SERIOUSLY??? WTF?? How much clearer could I have been?

So I sent this in return:

   Hi,
   I'm not sure if you actually read my message, but when I
   went to use the code, it didn't say it wasn't  valid, but that
   the Groupon was already used!

   I tried to purchase a dress, not on sale, from their brand new fall
   collection.
   Thanks,
   Tanya

I'm still waiting on a second reply. I hope it's better than the first. So much frustration on my side could have been saved had she just read my original message in detail. ARGH!

Tuesday, August 2, 2011

Something for everyone to read. (Originally posted in FB notes)

The past few days, I've bee bothered and down and I've figured out why.. I have been told that people have freedom of speech and that I should just live and let live. Well, FUCK THAT! Freedom of speech does not mean freedom from criticism.

Also, persecution does not mean criticism of your beliefs. Having your rights diminished because of your beliefs DOES! Yes, I am well aware of the persecution that Christians have gone through over the years. However, Christians have done more than their fair share of persecuting. They're persecuting Atheists and Gays right this VERY SECOND in the US. Two very well known groups that do this are The American Legion and The Boy Scouts.  Though, not "generally" enforced, there are SEVEN states in the US that would prevent atheists from holding public office, bearing witness, or being a juror.

How's this for horrible?? There are MANY instances where atheists are being persecuted in the military. Many of these people are KIDS, aged 18, not even able to drink - encouraged to go off and die for our country, and yet they have to fight tooth and nail to even be counted as atheist. Go read:  http://rockbeyondbelief.com/2011/07/22/my-atheist-flying-spaghetti-monster-military-dog-tags/ This is a more humorous account of a story against an atheist, but there are countless others.

How difficult of a concept is that to grasp? When will the majority in this country realize this? And stand with those of us that want to guarantee rights for ALL American?

I don't know how someone can look at their child and love them up until the point they tell them that they've chosen another religion, or that they "like" members of the same sex.

I have noticed family and so-called friends de-friend me over the past couple years and I know that at least some of them are because I am an (out-spoken) atheist.
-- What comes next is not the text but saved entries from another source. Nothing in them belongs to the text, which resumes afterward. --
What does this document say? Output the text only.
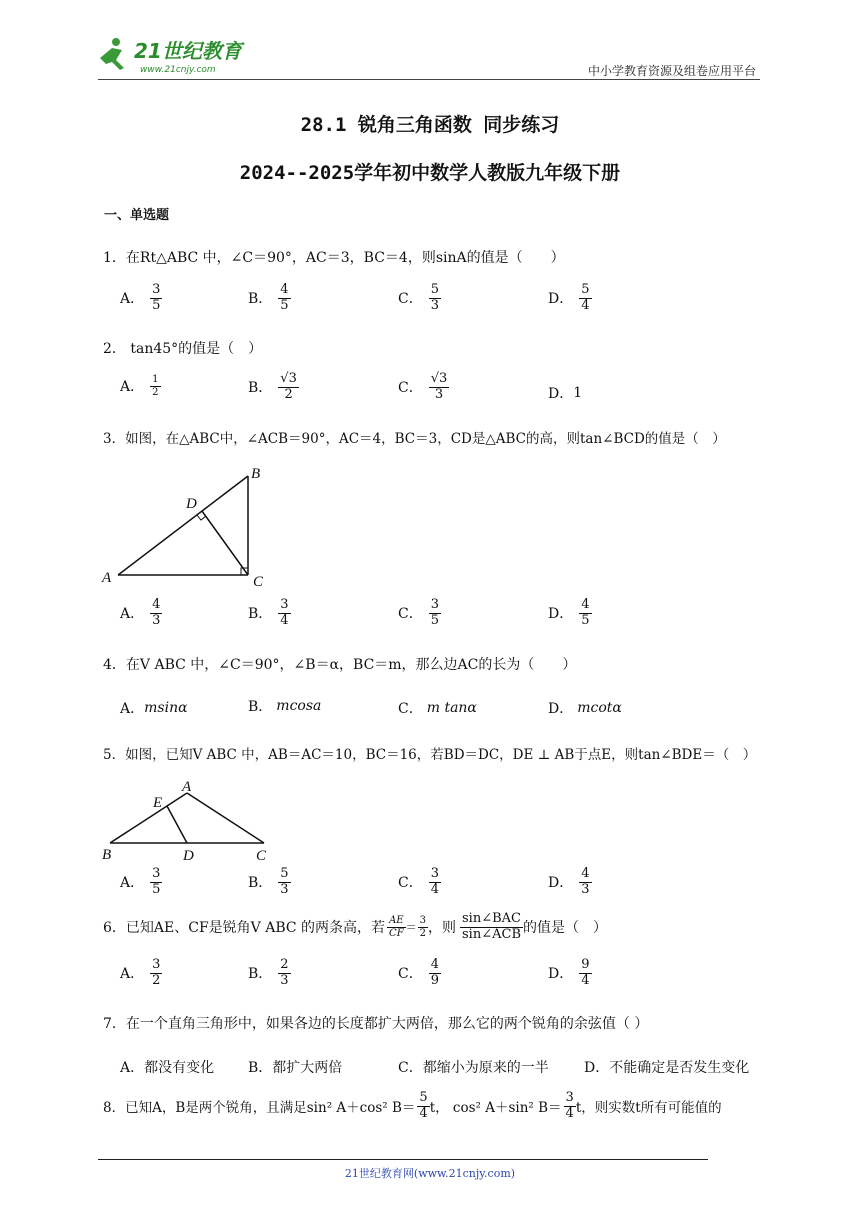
21世纪教育
www.21cnjy.com	中小学教育资源及组卷应用平台
28.1 锐角三角函数 同步练习
2024--2025学年初中数学人教版九年级下册
一、单选题
1．在Rt△ABC 中，∠C＝90°，AC＝3，BC＝4，则sinA的值是（　　）
A． $\frac{3}{5}$	B． $\frac{4}{5}$	C． $\frac{5}{3}$	D． $\frac{5}{4}$
2． tan45°的值是（　）
A． $\frac{1}{2}$	B． $\frac{√3}{2}$	C． $\frac{√3}{3}$	D． 1
3．如图，在△ABC中，∠ACB＝90°，AC＝4，BC＝3，CD是△ABC的高，则tan∠BCD的值是（　）
A
B
C
D
A． $\frac{4}{3}$	B． $\frac{3}{4}$	C． $\frac{3}{5}$	D． $\frac{4}{5}$
4．在V ABC 中，∠C＝90°，∠B＝α，BC＝m，那么边AC的长为（　　）
A． msinα	B． mcosa	C． m tanα	D． mcotα
5．如图，已知V ABC 中，AB＝AC＝10，BC＝16，若BD＝DC，DE ⊥ AB于点E，则tan∠BDE＝（　）
A
B	C
D
E
A． $\frac{3}{5}$	B． $\frac{5}{3}$	C． $\frac{3}{4}$	D． $\frac{4}{3}$
6．已知AE、CF是锐角V ABC 的两条高，若 $\frac{AE}{CF} = \frac{3}{2}$ ，则 $\frac{\text{sin∠BAC}}{\text{sin∠ACB}}$ 的值是（　）
A． $\frac{3}{2}$	B． $\frac{2}{3}$	C． $\frac{4}{9}$	D． $\frac{9}{4}$
7．在一个直角三角形中，如果各边的长度都扩大两倍，那么它的两个锐角的余弦值（ ）
A． 都没有变化 B． 都扩大两倍	C． 都缩小为原来的一半	D． 不能确定是否发生变化
8．已知A，B是两个锐角，且满足sin² A＋cos² $B= \frac{5}{4}$ t， cos² A＋sin² $B= \frac{3}{4}$ t，则实数t所有可能值的
21世纪教育网(www.21cnjy.com)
I have been an outcast all my life.. I was shy, short, very near-sighted, and smart when I was in elementary and middle school. I was picked on relentlessly. I remember having only a couple of really good friends. That pattern continued throughout high-school.

While I put on a happy-face, I have always been depressed. I have felt different. And that was when I WAS A CHRISTIAN! I wasn't even close friends with the kids that went to my damn church - hell, the damn pastor completely forgot who I was after I went through the worthless confirmation classes.

I still have issues with depression, but you know what? If you have a problem with what I say and feel like hitting the "unfriend" button, be my guest. If asked i would give you the shirt off my back, and I have. But in return I end up getting judged, and harshly.

The reason I mention this, is that I will keep the depression, and I will keep being the outcast if it means standing up for what I believe in. For me, that means more than being popular and going along with what "society tells you".

I want my child to grow up where he is accepted no matter what sort of title he places on himself or others place on him. And it's not just for him, but for every little child growing up. I would have them grow up guilt free for who they are born as. If they are not hurting ANYONE, then WHAT THE FUCK MATTER does it make who they love? What matter does it make what they believe if they take it as it's okay for themselves!! And not force it on anyone else! It's not okay to force it in legislation.

And with that, I think I'm done with my rant.